The opinions expressed in this article are the writer’s own and do not reflect the views of Her Campus.
Growing up in Vietnam—a damp, hot and sticky place—I dreamed of cold weather and romanticized snow. As luck would have it, the first winter I experienced after immigrating to the United States was the 2010 ‘Snowmageddon.’ While everyone was panicking over the 20 inches of snow and the blizzard-like conditions, I was stuck in a snow daze. 10 years of snowy winters later, and I still love it! To be fair, I’m not saying I want 20 inches of snow every year, but I think the winter season gets seriously underappreciated.
It goes undisputed that cold weather is the ultimate sleeping weather.

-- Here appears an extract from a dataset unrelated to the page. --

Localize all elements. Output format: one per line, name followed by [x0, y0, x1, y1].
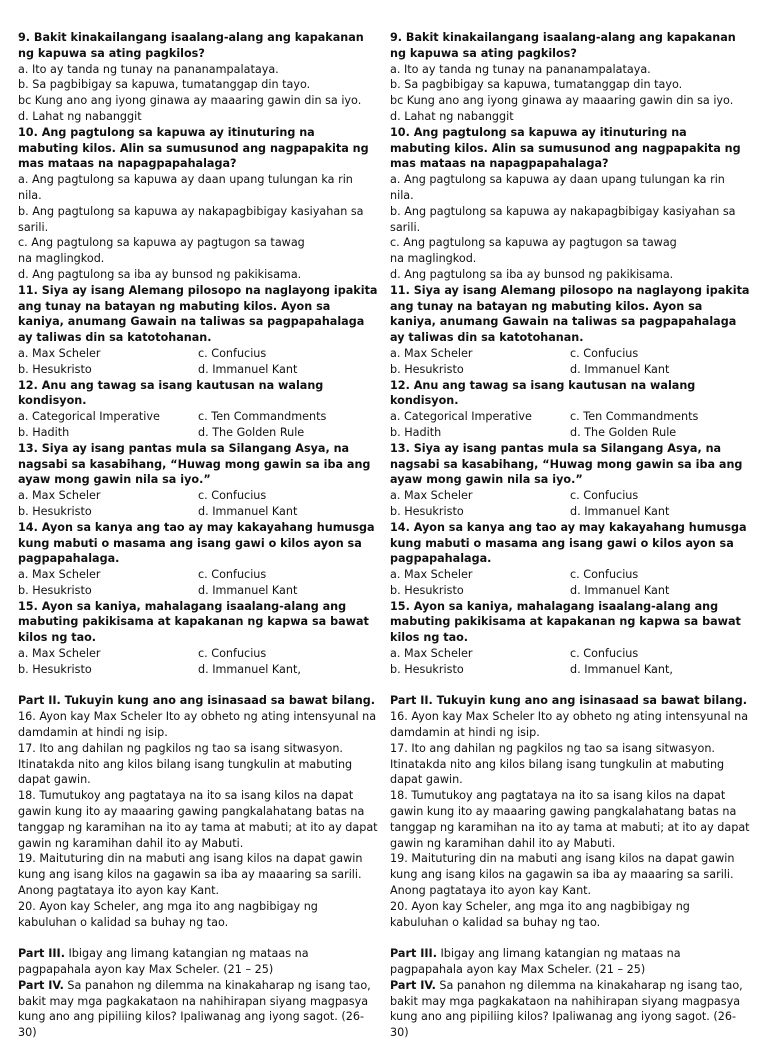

Though the ideal sleeping temperature varies from person to person, a study published by the NIH shows that we sleep better in cooler temperatures because exposure to cold temperatures does not disrupt sleep, whereas heat exposure can disturb you even in your deepest sleep cycle. And, of course, there’s something inexplicably cozy about snuggling under a mountain of blankets and laying your head down on a cool pillow.
In addition to improving your sleep quality, there are plenty of reasons why winter is the superior season. As a kid, there was nothing quite magical as waking up to snow-covered streets and finding out that school had been canceled for the day. And then there’s the shopping. Between Black Friday, Cyber Monday and the rest of the holiday shopping season, the winter months have the best shopping deals. If you don’t want to shop, there’s ice-skating, sledding, skiing, building a snowman, making snow angels, neighborhood drive-thru light displays and the list goes on.
Unfortunately, the winter season has been wrongly held responsible for seasonal affective disorder, also known as SAD or seasonal depression. However, it should be known that seasonal depression can occur in any season, not just in winter. As a matter of fact, there are people who suffer from summer seasonal affective disorder, which resembles agitated depression brought on by heat. Thus, it is simply unfair that the colder season gets a bad reputation because of its association with seasonal depression.
For many people, especially introverts like me, winter was made for us. When the weather is nice and sunny, you can only turn down plans so many times before people think you’re rude. But when the streets are covered in a thin layer of ice, you have a perfect built-in excuse. And on your cozy night in, you have the perfect opportunity to binge-watch winter holiday classics such as “Home Alone,” “Elf,” “The Chronicles of Narnia,” “The Nightmare Before Christmas,” etc. Next to Halloween, wintertime has some of the best movie marathon options. Needless to say, I’ll be counting down the days until the first snow.